Qu’est-ce que la pop’philosophie ?

Dans les années 1970, Gilles Deleuze rêvait d’inventer une pop’philosophie, encore nommée pop’analyse, mystérieusement décrite comme une sorte de « lecture en intensité », de « branchement électrique » sur les livres et les idées. Cette idée semblait lui tenir à cœur. Il y revient à quatre ans d’intervalle, fait éditer les rares textes évoquant ce projet sans le mener à bien. Aujourd’hui la pop’philo est partout : sur les étals des libraires, dans les médias et les festivals culturels. L’idée est de passer un objet populaire – films, séries télé, romans d’aventures, hits de musique… – au crible de la philosophie académique. Sans condamner cette mode, Laurent de Sutter entend néanmoins revenir à l’intention première de Deleuze pour en tirer un autre programme.

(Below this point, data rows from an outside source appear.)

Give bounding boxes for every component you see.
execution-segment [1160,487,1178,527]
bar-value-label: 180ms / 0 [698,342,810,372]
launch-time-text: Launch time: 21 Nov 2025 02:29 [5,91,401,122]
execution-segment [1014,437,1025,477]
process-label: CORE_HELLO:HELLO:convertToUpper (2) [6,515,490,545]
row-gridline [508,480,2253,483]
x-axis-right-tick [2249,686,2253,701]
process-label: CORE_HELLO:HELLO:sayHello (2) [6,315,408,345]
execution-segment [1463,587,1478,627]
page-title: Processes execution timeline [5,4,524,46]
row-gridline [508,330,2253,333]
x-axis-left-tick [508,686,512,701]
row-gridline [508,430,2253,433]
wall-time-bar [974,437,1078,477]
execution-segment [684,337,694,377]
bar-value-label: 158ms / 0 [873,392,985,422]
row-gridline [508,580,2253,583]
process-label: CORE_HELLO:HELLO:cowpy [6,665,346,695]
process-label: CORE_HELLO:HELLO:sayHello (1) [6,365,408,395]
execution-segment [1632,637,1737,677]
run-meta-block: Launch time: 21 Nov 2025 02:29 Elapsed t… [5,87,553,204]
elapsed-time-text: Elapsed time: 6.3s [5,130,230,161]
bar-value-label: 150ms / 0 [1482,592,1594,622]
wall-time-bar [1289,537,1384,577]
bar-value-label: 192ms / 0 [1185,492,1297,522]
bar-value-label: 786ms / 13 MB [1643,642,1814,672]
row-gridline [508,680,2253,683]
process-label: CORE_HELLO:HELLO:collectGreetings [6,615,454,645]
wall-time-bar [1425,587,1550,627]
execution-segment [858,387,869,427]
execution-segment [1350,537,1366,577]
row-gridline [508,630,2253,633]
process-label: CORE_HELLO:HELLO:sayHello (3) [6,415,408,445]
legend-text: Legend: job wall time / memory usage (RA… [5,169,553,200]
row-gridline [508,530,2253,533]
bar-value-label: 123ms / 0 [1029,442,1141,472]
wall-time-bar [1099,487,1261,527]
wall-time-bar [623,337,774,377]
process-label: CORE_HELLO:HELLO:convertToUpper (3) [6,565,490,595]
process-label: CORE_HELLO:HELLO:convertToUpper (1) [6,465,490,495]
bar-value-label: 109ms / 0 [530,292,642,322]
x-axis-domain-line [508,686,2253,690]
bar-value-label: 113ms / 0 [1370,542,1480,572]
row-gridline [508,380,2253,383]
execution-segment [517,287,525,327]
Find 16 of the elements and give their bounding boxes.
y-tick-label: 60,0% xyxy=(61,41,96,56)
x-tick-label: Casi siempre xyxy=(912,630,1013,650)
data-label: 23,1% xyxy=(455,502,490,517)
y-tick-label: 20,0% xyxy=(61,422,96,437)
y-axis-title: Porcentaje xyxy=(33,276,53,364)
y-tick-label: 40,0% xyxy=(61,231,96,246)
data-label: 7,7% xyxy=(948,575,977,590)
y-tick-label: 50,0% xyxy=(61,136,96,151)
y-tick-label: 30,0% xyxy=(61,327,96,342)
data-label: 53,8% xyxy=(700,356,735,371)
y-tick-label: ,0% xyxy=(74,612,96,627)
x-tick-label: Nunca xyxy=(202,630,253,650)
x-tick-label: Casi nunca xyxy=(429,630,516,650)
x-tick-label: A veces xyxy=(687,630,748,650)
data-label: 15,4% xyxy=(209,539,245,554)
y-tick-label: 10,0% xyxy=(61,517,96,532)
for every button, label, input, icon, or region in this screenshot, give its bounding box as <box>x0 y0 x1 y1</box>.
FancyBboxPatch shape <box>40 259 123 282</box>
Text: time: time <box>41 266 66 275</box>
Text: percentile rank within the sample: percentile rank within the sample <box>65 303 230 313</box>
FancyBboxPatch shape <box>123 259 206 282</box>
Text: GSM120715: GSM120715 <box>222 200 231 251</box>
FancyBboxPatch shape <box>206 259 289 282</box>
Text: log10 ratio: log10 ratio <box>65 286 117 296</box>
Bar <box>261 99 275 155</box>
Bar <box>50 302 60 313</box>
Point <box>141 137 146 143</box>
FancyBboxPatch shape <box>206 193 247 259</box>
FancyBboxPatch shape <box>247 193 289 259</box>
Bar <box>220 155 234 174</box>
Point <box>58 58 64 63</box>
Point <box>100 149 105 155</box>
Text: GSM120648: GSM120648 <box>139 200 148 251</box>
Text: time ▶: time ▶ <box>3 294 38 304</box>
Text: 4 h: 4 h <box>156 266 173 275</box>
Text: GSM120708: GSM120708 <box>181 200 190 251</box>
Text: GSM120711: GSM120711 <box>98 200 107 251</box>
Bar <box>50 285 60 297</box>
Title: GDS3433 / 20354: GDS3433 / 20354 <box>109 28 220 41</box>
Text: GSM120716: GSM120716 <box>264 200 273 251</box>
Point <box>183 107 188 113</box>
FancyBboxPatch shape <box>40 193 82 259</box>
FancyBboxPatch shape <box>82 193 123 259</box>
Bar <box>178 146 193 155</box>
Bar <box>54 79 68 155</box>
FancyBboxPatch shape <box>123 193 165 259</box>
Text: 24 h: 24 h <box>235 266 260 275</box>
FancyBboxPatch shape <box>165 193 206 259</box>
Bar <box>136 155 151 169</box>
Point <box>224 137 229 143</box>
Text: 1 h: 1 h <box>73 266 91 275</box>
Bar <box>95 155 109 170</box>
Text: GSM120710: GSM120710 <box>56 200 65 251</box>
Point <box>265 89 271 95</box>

La pop’philosophie ne naît pas seulement de la rencontre d’un produit léger avec un outil savant, relève-t-il, elle consiste à s’immerger au cœur de n’importe quel objet de recherche – populaire comme rébarbatif – pour en faire quelque chose de plus excitant et en multiplier les significations. C’est un peu comme aller dans une boîte, imagine L. de Sutter, en faire déborder le contenu et l’ouvrir ainsi sur l’extérieur : « Pop est le bruit que fait la boîte lorsque le couvercle saute », quand de nouveaux liens peuvent s’établir avec le dehors et ainsi transformer l’objet ou l’idée de départ. L. de Sutter montre en quoi cette conception s’inscrit plus fidèlement dans le combat de Deleuze contre la « rationalité froide » et universitaire, pour une appréhension dynamique et non statique des objets de pensée, et est conforme à son projet de transformer la pratique philosophique de l’intérieur. Cet essai dense, à l’argumentation serrée, déploie une pensée originale et libre, parfois même critique de son principal inspirateur.

Cet article est paru dans Sciences Humaines ( n°313 – avril 2019), à retrouver en ligne !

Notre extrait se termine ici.